The idea of providing to get a sound to dark suburban environments (real or imagined) was partially voiced by you with Underworld. But this time the approach is radical, there is a concept behind the whole and not only the inspiration of the moment. How would you describe the album?
This album is, to me, a collection of short films, journeys through broken landscapes, places that are traditionally considered ‘ugly’ but which I find beautiful & inspiring. They are places at the very edge of the city where it crumbles into the fields, places filled with ‘outsider’ architecture & tribes who choose to live outside of the city but don’t want to live in the countryside either. They are a tribe which I believe are direct descendants of the people who centuries ago lived outside of the castle walls. I love being around their rhythm, their language, their outlook on life & wanted to document my time on the edge of the city.
We know that what we will hear on the record corresponds roughly to your direct sound, as the result of improvised recordings put together. We imagine it was not easy to deal with this approach, right?
Strangely this was like ‘coming home’ for me as Underworld’s early recordings for the first album (Dubnobasswithmyheadman) were done this way. It’s a process I enjoyed so much that I wanted to revisit it & was thrilled at the results.
You will perform this work live at Barcellona during the next Sonar 2013. The same stage that has hosted Underworld two years ago for a memorable concert. What should we expect this time from KH?
I come with a wonderful Four piece band, Two keyboard players, one on backing vocals & a bass player/electronics generator with me on guitars & vocals. One keyboard player comes from Brian Eno’s team, the other comes from Peter Gabriel’s team, the bass player comes from the homelands of Wales & loves to dance. The lighting has been designed by Bruno Poet who is the lighting designer for Sigur Rós & the English National Opera & the staging utilizes giant prints of my paintings. As well as playing the music of my album ‘Edgeland’ we will be performing a selection of some of my favorite Underworld tracks, re-worked to suit the voice of this new band. In the show we’ve already performed the audience’s smiles grow wider when we play these tracks as some of them haven’t been heard live for years & one of them has never been performed before.
Exists a photo (or film) documentary inspired by this work and that you will share together with your audience?
Together with the film director Kieran Evans I made a full length documentary about the people I met on my journeys to create this album. Inspiring people who live on the edge of the City of London. The film is called ‘The Outer Edges’ & is scored using stripped down parts of my album in a way which makes it sound like it was always intended to be a soundtrack. This was screened at the Tokyo Sonar Festival in April 2013 & forms part of the deluxe edition of the Edgeland album. I’m very proud of this project with Kieran & we intend to make more documentaries about people who live around the edges of cities of the world.

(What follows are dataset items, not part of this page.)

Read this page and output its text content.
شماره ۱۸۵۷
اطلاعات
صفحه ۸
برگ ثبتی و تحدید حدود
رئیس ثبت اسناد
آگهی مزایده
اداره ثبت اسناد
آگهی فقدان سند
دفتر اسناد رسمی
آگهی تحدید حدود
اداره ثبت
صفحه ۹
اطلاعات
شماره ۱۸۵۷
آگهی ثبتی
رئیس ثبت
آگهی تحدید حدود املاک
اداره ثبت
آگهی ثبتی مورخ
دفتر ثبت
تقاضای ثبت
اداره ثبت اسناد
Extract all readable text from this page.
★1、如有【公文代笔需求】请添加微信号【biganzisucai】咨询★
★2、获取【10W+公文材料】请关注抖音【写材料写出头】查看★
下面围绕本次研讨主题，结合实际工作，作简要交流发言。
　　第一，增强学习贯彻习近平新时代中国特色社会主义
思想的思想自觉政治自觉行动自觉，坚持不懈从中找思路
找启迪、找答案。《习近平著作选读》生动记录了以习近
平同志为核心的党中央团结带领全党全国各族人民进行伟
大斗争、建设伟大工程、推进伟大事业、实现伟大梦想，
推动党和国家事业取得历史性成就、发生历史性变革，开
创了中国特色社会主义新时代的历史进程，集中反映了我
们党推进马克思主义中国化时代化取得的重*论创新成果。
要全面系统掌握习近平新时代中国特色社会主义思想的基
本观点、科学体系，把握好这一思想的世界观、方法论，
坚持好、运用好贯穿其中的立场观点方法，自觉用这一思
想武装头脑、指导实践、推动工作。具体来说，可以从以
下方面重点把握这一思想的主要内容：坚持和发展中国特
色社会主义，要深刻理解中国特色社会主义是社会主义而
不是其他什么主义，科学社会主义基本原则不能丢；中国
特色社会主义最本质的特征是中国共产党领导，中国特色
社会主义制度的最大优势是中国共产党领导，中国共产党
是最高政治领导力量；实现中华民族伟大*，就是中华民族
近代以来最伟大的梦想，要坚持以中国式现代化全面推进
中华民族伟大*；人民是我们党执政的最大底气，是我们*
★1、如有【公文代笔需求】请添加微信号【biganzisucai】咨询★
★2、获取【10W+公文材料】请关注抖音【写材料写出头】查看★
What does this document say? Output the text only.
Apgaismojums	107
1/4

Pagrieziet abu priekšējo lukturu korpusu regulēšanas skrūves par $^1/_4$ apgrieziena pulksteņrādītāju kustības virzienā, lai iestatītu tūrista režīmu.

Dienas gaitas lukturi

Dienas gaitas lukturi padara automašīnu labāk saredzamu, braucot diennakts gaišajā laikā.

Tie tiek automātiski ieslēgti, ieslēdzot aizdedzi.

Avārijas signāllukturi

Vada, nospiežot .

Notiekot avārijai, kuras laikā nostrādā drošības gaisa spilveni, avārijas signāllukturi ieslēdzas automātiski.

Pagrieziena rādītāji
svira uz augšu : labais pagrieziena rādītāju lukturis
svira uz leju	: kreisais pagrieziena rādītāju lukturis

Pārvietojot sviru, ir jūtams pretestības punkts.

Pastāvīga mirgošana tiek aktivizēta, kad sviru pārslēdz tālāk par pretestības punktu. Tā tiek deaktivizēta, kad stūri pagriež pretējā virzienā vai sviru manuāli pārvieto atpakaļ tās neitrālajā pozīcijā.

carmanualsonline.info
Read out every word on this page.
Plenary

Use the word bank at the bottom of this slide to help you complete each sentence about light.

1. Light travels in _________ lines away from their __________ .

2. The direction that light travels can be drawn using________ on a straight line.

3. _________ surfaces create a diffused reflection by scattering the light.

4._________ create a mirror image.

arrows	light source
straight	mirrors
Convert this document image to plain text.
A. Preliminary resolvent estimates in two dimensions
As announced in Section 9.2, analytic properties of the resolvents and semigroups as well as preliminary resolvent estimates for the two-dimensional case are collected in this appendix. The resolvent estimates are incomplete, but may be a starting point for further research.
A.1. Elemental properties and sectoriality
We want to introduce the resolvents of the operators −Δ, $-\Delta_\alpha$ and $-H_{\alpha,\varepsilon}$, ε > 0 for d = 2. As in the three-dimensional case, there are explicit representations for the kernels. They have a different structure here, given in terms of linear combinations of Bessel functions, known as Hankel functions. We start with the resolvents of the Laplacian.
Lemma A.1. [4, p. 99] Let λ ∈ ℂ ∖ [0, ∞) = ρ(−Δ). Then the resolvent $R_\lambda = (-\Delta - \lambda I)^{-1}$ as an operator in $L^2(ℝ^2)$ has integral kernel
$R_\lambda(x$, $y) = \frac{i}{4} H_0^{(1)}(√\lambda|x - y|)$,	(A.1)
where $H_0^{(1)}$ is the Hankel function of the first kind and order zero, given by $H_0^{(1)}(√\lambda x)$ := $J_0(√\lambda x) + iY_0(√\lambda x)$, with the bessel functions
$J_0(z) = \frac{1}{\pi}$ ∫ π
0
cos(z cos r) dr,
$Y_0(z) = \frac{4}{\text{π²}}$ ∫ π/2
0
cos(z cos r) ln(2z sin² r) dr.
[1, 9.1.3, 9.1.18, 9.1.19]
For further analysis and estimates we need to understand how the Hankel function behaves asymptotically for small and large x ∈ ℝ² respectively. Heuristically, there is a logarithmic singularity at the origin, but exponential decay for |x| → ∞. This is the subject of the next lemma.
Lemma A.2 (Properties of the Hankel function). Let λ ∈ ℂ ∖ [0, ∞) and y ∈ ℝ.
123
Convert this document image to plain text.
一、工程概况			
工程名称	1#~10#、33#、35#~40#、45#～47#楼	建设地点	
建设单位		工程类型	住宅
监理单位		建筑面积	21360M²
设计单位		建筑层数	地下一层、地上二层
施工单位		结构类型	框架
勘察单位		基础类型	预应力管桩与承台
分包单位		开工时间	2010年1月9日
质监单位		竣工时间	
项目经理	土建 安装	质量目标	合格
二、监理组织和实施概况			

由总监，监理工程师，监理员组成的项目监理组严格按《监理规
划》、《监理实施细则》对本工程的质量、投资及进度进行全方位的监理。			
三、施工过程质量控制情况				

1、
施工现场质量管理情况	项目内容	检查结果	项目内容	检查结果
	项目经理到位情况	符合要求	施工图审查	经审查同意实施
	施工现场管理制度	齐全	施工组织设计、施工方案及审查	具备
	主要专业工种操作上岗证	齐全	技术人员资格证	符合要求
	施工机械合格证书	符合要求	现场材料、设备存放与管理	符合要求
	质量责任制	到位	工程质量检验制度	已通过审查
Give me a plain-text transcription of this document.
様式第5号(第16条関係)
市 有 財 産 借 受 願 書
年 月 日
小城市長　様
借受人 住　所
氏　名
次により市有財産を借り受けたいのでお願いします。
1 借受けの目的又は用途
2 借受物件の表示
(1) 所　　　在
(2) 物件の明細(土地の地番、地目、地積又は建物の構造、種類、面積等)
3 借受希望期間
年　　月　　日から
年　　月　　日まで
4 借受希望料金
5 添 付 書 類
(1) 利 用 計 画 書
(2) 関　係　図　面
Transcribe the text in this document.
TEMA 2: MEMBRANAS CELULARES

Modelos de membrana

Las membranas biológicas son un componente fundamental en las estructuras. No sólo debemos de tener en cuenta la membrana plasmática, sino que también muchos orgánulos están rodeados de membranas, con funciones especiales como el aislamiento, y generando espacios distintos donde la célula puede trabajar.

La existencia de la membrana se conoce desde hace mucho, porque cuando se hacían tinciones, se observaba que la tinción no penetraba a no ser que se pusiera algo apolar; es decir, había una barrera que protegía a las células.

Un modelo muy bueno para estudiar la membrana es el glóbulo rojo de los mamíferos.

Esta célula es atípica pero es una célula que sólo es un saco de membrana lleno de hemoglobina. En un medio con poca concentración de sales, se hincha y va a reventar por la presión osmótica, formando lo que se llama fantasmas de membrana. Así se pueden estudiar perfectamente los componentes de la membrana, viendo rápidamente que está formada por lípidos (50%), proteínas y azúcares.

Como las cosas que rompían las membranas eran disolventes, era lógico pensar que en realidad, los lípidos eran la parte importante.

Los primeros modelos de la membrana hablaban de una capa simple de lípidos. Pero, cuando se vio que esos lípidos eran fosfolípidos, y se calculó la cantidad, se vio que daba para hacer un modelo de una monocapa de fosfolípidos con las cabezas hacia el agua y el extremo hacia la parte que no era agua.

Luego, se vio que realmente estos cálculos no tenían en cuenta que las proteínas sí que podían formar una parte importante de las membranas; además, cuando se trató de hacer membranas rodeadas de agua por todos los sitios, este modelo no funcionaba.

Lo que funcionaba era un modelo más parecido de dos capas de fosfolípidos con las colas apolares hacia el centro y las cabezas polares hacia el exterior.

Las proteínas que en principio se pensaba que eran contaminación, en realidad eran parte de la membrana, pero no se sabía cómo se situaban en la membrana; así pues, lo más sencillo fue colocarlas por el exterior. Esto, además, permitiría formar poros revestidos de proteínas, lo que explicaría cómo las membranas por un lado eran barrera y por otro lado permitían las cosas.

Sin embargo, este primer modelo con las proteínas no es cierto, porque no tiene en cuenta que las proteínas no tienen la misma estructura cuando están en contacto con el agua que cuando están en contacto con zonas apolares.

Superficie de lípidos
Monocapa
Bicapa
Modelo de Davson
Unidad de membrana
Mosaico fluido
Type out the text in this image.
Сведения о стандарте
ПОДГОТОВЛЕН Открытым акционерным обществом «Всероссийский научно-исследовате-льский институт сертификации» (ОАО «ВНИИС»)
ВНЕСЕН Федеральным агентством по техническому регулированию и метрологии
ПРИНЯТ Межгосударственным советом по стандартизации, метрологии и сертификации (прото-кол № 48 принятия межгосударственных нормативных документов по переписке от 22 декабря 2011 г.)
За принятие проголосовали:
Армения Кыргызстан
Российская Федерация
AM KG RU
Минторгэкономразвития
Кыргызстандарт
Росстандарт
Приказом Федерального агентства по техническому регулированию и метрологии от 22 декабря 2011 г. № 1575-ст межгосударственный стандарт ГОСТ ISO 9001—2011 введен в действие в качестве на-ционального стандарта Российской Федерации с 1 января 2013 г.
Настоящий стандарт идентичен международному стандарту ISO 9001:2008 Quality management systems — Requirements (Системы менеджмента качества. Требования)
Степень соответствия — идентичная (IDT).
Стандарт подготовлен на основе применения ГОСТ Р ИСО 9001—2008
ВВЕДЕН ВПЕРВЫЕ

Getting in the game with “Edgeland” tells us about Karl Hyde curious to explore the infinite possibilities of art.
I believe all artists must keep moving forward trying out new ideas, exploring their fears & insecurities & going beyond what’s comfortable to them – ‘Comfort’ is the enemy of Creativity sadly, as we all like to be comfortable, but I’ve found it to be a place I can’t hang around for long or I simply loose the will to experiment.
Give us one last question… “Edgeland” and also the sound work for London 2012 Olympic Games will surely have a reflection on Underword. Have you in mind something about the successor of “Barking”?
Yes & I hope Underworld will return to the studio soon!